About character encodings, UTF, UCS, et cetera in 21 lines of text …

Almost each month I see discussions about character encodings on various software forums. Most of the time these are pure urban myths, legends, hoaxes and rumors. Actually I am surprised how many software developers simply have no idea about the subject.
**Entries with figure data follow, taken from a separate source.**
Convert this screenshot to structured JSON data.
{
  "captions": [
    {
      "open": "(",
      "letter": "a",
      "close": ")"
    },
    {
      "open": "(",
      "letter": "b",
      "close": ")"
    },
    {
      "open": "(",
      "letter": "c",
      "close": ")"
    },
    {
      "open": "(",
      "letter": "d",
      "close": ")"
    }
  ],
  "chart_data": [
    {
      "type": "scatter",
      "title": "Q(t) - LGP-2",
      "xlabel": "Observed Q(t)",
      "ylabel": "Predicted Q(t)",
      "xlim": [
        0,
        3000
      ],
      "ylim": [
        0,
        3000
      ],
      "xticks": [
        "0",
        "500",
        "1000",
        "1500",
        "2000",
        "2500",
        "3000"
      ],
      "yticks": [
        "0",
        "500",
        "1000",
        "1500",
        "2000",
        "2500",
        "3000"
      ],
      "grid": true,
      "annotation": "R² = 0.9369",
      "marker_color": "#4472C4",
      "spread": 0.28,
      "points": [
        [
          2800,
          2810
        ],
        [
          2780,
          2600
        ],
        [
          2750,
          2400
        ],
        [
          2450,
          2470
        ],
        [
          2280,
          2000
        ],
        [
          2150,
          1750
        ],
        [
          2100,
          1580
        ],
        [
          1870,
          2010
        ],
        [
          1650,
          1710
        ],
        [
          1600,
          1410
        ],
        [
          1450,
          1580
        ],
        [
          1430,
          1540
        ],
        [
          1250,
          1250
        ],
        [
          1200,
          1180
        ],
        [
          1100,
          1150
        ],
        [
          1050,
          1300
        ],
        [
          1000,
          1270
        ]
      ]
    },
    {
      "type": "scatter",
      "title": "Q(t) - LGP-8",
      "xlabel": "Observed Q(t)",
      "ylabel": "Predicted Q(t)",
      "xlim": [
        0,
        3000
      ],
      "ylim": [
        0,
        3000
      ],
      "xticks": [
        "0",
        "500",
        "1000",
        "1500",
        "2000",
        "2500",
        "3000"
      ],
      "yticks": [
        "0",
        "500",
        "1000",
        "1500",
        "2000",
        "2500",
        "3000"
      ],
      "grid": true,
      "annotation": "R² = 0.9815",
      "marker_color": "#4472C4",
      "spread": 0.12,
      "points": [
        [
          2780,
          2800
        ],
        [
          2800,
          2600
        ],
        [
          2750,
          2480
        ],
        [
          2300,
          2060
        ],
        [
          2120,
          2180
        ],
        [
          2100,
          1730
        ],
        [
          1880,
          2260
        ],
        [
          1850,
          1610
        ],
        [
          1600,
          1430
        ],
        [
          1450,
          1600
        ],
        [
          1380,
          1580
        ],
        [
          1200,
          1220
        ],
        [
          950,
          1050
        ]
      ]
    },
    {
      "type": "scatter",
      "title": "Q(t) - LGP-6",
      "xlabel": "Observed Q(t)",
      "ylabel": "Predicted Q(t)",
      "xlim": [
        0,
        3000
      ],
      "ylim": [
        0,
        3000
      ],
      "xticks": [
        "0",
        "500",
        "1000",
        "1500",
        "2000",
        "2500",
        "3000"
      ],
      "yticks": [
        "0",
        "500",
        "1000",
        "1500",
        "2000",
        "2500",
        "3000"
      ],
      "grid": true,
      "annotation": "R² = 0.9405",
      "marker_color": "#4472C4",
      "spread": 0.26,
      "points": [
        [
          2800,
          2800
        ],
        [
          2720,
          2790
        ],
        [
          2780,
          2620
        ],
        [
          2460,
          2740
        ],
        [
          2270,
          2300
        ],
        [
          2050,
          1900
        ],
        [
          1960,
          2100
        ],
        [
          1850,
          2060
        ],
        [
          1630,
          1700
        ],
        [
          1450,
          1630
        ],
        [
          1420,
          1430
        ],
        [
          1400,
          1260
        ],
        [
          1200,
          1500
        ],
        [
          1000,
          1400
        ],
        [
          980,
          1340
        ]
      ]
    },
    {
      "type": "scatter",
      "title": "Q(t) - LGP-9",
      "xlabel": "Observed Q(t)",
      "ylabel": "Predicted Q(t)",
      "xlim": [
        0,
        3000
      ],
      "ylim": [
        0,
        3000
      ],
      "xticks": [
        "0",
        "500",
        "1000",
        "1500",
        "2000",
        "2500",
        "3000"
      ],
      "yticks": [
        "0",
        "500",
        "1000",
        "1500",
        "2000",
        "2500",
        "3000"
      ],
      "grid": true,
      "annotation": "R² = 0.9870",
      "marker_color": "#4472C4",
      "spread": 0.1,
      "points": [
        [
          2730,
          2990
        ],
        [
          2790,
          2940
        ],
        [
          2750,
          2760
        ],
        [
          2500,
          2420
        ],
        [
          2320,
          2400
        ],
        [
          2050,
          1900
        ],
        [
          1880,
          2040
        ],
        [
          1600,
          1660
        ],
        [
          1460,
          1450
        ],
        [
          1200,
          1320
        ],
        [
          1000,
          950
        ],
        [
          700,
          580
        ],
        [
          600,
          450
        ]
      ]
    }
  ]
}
Here is my attempt to define all these terms in single place and in compact form:

  1. windows1251, utf-8, ascii, koi8, etc. are all “transport” encodings of UNICODE code points. Encoding defines format of transmission(or storage) of a text – meaningful sequence of characters of human language(s).
  2. UNICODE code point is a 21-bit number – index of a character in UNICODE database (table).
  3. Each encoding is characterized by its code unit.
  4. Code unit – smallest non-dividable element of the sequence. In most of encodings code unit is a byte – 8-bit number. But there are exceptions. For example: ASCII-7 – 7 bits, UTF-16 – 16 bits, UTF-32 32-bit integer.
  5. Encoding can be full – covers whole UNICODE range (e.g. UTF-8) and it can be partial (for example ASCII) – maps subset of UNICODE code points to code units of particular encoding. Strictly speaking any official encoding like ASCII, Windows-1251, etc. is a UNICODE encoding if it has official and/or well known definition of code units mapping to UNICODE.
  6. Encoding may have variable number of code units per single UNI-code: UTF-8, UTF-16, GB18030, etc. And there are “fixed” encodings with 1:1 mapping of code unit to UNICODE code points: ASCII, ISO/IEC 8859-1, Windows-1252, and so on.

About UCS-2 and UCS-4.

  • UCS-2 – is a 16-bit subset of big UNICODE table. Sometimes is used as a synonym of BMP range – Basic Multilingual Plane.
  • UCS-4 – is a full range of UNICODE table (32 bits number where 21 bits are used).
  • UCS-2 and UCS-4 are not encodings. These are just names of historic ranges of character codes (UNICODE code points).
  • As an examples:
    • JavaScript standard (ECMA-262) defines that String instances represent sequences of UCS-2 (!) codes. So character code in JS is limited by 0xFFFF.
    • In my TIScript string is a UTF-16 sequence so it can operate by full UNICODE range. Thus str.length can be larger than number of characters in string (e.g. for some Far East texts). str[i] will give you number from 0 to 0xFFFF – value of UTF-16 code unit. But if you will write:
        for(var codePoint in "...str..." )
           stdout.printf("%d ", codePoint);
      

      you will get sequence of real UNICODE code points from string.

And that is pretty much it. Not a rocket science, is it?